Kari knew she would get bigger in the weeks that followed, but she had no idea how that was possible. Her skin seemed stretched to the limits already, and her ability to eat a big meal had ceased a month ago. She thought of the child she’d miscarried and thanked God that this baby lived.
The counseling sessions with Tim were going better than she dreamed possible. Though he’d been tempted, he hadn’t had a drink since before Christmas. And they were going out one night a week, sometimes just to talk about how far they’d come and how much they had to look forward to.
Her bedside table was stacked with books about what to expect during pregnancy, and in the evenings she and Tim pored over them, studying the line drawings of unborn babies and trying to imagine what their baby might look like—whether the infant’s eyes had developed and whether he or she already had hair.
“You’d think we’d have this thing memorized by now.” Tim slipped his arm around her as they sat together in their den one evening. Their physical relationship had taken time to rebuild, but every week her affection came more easily.
“I can’t get enough of it. It seems like my due date will never get here.”
“It’s probably like that every time. Whether you have one child or five.”
Kari believed it.
The baby continued to turn and move within her, and despite her sisters’ predictions, she was certain the child was a girl. She and Tim talked about names and decided on Jessie Renée, after her great-grandmother, a faithful woman Kari had heard about but never known. For a boy they decided on Timothy Joseph—T. J. for short. But in Kari’s mind the boy’s name was little more than a technicality.
She and Tim decided to wait until the baby was born to find out if she was right, and at the ultrasound she had to remind her doctor not to give away the secret.
Tim had stood beside her while the doctor slid the tool over her abdomen at one of her visits, his eyes trained on a small monitor. “Well, Kari, it’s a healthy baby—”
“Don’t tell me!” She raised a hand, and Tim and the doctor smiled.
“Just kidding. You couldn’t get the truth out of me now if you paid me.”
“We
are
paying you,” Kari teased. “But don’t tell me, okay?”

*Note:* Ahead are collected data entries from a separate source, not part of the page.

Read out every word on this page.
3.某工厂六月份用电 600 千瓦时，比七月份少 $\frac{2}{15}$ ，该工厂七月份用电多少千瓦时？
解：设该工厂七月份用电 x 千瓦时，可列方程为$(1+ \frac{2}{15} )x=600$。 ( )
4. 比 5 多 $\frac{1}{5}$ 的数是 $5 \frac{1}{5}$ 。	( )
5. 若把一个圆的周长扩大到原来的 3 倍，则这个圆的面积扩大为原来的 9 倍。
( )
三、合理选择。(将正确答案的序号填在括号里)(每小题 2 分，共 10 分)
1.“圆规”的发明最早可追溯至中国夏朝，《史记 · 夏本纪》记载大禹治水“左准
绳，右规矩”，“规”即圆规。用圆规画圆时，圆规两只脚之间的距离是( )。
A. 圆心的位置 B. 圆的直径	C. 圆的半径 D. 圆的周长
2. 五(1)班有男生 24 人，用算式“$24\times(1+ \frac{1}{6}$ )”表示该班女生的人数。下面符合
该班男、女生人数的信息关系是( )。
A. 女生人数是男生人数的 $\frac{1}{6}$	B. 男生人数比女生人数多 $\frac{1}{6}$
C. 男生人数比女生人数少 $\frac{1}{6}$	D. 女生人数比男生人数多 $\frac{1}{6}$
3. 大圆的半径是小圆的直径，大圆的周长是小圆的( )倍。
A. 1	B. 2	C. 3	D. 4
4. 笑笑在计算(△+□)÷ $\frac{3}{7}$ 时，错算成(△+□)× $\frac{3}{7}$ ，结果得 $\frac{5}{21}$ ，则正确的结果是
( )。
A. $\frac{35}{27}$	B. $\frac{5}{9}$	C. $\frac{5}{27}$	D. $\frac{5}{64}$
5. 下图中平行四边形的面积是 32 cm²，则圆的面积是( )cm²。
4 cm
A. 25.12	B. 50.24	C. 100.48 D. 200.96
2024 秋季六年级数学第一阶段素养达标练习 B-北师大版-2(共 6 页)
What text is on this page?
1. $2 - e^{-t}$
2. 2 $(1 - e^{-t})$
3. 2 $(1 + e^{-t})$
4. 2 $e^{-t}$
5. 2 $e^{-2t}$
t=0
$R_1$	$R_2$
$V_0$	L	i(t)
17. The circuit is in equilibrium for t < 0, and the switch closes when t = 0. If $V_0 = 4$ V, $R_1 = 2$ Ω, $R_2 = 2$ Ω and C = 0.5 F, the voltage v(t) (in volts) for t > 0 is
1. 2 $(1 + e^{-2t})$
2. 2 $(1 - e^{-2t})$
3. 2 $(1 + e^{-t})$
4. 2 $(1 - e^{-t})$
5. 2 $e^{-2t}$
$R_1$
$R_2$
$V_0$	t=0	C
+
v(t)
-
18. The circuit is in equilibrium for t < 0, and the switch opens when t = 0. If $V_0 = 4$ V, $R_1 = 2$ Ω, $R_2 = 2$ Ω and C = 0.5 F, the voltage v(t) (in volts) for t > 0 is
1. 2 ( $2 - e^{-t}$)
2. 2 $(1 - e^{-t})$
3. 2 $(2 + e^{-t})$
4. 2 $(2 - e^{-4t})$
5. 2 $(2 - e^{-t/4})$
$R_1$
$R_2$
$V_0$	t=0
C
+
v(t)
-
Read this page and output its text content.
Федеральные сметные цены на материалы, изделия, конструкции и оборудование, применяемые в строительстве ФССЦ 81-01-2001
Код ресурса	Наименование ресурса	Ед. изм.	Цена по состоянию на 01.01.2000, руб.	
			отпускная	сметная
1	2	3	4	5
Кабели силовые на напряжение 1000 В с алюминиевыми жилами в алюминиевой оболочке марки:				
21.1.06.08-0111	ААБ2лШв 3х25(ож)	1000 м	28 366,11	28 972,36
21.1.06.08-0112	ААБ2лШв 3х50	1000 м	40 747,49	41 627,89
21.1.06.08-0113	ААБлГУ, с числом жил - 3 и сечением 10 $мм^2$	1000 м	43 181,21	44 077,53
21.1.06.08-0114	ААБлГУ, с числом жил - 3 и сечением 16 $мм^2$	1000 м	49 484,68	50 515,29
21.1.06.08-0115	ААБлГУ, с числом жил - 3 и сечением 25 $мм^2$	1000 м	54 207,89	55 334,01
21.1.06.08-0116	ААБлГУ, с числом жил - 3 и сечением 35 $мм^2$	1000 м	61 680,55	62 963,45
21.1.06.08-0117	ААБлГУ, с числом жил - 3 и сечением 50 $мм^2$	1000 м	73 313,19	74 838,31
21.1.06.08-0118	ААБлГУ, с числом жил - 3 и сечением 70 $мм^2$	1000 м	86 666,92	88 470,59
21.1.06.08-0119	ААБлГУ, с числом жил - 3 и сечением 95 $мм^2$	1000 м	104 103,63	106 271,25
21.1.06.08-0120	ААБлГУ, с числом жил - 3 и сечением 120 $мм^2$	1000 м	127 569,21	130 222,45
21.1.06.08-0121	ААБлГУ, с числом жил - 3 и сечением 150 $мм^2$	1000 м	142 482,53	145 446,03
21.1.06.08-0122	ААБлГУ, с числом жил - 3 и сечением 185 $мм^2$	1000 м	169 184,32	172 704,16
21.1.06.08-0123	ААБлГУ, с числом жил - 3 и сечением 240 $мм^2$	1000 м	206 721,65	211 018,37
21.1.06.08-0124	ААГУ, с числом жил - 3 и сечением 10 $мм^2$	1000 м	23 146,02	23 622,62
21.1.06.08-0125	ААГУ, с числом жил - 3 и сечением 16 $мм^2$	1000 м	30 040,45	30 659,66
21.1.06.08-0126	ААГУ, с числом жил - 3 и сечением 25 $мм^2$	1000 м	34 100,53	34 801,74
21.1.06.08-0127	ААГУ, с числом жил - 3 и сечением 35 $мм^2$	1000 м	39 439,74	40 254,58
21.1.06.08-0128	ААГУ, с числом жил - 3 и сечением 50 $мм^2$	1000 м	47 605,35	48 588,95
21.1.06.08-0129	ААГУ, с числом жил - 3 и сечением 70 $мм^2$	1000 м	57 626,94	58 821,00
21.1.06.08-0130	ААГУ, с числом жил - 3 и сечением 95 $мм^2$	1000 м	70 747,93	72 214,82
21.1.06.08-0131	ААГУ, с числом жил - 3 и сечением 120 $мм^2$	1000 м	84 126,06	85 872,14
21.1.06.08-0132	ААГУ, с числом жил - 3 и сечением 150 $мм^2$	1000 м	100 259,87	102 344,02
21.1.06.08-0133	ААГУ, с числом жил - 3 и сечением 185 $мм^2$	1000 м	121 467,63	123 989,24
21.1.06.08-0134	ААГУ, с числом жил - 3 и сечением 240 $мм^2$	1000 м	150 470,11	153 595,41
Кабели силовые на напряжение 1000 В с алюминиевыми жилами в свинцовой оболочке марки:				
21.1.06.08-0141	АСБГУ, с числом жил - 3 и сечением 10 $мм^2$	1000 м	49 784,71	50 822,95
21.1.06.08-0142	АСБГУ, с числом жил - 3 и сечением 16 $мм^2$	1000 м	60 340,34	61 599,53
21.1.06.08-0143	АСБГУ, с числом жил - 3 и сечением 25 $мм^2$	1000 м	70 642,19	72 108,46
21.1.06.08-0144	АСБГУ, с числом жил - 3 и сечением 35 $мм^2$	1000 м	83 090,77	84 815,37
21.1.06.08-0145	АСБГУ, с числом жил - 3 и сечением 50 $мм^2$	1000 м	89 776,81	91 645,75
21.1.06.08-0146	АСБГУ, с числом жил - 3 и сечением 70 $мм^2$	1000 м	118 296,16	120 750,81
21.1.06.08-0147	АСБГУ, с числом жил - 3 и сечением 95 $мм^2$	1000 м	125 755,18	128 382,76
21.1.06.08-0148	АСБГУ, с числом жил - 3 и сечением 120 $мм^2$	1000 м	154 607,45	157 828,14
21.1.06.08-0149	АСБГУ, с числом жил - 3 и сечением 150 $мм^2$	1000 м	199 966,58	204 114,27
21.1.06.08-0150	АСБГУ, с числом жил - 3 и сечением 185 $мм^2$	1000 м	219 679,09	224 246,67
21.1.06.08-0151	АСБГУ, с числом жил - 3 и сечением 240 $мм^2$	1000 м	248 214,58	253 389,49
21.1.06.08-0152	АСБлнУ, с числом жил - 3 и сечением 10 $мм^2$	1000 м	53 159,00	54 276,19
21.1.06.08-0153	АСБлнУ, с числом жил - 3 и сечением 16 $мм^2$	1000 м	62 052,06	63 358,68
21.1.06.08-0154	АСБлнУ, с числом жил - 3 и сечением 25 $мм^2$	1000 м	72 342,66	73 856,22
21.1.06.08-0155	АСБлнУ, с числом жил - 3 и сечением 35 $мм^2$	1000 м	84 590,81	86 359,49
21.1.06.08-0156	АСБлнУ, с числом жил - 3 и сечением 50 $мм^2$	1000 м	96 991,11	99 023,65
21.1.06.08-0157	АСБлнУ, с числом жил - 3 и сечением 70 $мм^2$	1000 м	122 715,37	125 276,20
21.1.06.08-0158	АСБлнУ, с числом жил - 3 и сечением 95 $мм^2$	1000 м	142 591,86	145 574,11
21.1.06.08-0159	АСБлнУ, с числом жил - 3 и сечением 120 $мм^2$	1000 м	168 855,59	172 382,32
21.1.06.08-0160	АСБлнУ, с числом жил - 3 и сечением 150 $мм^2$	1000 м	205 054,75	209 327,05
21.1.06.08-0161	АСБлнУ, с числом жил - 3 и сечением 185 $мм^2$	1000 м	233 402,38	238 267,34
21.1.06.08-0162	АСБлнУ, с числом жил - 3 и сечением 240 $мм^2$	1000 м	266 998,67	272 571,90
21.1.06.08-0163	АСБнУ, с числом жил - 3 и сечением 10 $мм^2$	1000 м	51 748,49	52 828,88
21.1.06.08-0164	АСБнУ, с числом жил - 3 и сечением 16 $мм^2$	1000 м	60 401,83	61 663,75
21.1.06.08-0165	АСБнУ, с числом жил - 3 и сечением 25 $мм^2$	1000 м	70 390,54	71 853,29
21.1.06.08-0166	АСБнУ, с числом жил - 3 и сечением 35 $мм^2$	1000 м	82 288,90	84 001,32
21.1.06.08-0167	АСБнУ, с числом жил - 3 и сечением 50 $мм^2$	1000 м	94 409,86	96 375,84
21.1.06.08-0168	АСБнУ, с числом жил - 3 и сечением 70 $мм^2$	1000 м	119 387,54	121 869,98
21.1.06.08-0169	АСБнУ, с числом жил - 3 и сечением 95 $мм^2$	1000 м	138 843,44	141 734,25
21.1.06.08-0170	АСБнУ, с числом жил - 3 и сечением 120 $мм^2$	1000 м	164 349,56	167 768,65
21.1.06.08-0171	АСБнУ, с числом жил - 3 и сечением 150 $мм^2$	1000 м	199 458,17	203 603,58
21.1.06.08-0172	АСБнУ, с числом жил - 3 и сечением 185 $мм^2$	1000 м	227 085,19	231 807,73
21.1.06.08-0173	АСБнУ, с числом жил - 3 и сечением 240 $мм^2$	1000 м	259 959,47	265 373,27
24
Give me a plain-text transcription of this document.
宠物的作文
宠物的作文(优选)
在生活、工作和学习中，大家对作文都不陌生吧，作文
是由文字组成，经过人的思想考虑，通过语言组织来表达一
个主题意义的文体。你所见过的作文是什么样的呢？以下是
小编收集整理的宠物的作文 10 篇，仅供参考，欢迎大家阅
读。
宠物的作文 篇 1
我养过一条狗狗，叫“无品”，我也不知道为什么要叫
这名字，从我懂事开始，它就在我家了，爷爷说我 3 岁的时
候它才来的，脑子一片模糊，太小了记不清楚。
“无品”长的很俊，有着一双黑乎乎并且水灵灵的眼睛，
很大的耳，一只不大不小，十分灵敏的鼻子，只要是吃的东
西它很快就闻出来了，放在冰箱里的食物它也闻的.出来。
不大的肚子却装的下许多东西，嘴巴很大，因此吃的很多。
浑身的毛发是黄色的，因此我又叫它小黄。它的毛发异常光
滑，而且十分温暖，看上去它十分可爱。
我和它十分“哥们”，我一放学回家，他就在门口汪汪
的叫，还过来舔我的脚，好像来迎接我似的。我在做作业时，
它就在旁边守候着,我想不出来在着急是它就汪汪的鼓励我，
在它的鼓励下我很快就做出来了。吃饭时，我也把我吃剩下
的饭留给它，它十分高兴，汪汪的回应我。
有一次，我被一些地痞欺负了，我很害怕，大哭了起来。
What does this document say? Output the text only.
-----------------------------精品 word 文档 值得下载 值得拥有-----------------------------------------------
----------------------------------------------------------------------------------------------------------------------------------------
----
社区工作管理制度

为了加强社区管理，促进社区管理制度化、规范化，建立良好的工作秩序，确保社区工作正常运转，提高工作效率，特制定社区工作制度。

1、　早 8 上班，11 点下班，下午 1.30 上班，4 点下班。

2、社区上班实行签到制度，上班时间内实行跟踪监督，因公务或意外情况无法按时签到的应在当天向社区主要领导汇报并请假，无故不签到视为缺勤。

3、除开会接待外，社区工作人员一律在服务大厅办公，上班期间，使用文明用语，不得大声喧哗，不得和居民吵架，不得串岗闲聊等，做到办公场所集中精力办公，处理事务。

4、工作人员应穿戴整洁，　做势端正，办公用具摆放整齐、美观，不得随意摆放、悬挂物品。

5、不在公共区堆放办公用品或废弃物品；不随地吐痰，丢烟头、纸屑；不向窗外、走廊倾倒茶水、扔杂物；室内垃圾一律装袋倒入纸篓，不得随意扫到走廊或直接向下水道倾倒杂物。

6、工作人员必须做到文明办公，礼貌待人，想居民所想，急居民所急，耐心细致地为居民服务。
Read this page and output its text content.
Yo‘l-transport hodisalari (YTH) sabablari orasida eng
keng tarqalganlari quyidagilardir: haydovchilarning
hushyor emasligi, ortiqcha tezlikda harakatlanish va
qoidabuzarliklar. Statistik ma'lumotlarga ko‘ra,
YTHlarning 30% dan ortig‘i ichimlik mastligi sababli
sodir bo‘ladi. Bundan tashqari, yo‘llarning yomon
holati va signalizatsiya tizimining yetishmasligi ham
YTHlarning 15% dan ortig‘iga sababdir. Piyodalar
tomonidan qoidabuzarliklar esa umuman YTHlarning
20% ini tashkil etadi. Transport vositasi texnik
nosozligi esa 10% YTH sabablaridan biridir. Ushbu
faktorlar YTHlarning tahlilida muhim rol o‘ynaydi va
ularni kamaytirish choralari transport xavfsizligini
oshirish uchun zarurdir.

Each passing week, each stage of development, made Kari more keenly aware of all she and Tim were sharing because of their hard work and God’s gift of healing in their marriage. The feelings of joy and gratitude would sometimes catch her unaware, swelling her heart with joy and stinging her eyes with tears. And though at times she still thought about Ryan, she no longer ached at the thought of what they had missed.
He’d moved on, too, which was a good thing—taken a job coaching for the New York Giants. He had called her parents and told them good-bye before he left, asking them to pass on the news to her. She was glad for him, sure this position was another example of God’s goodness in their lives. It was the kind of job he had always wanted.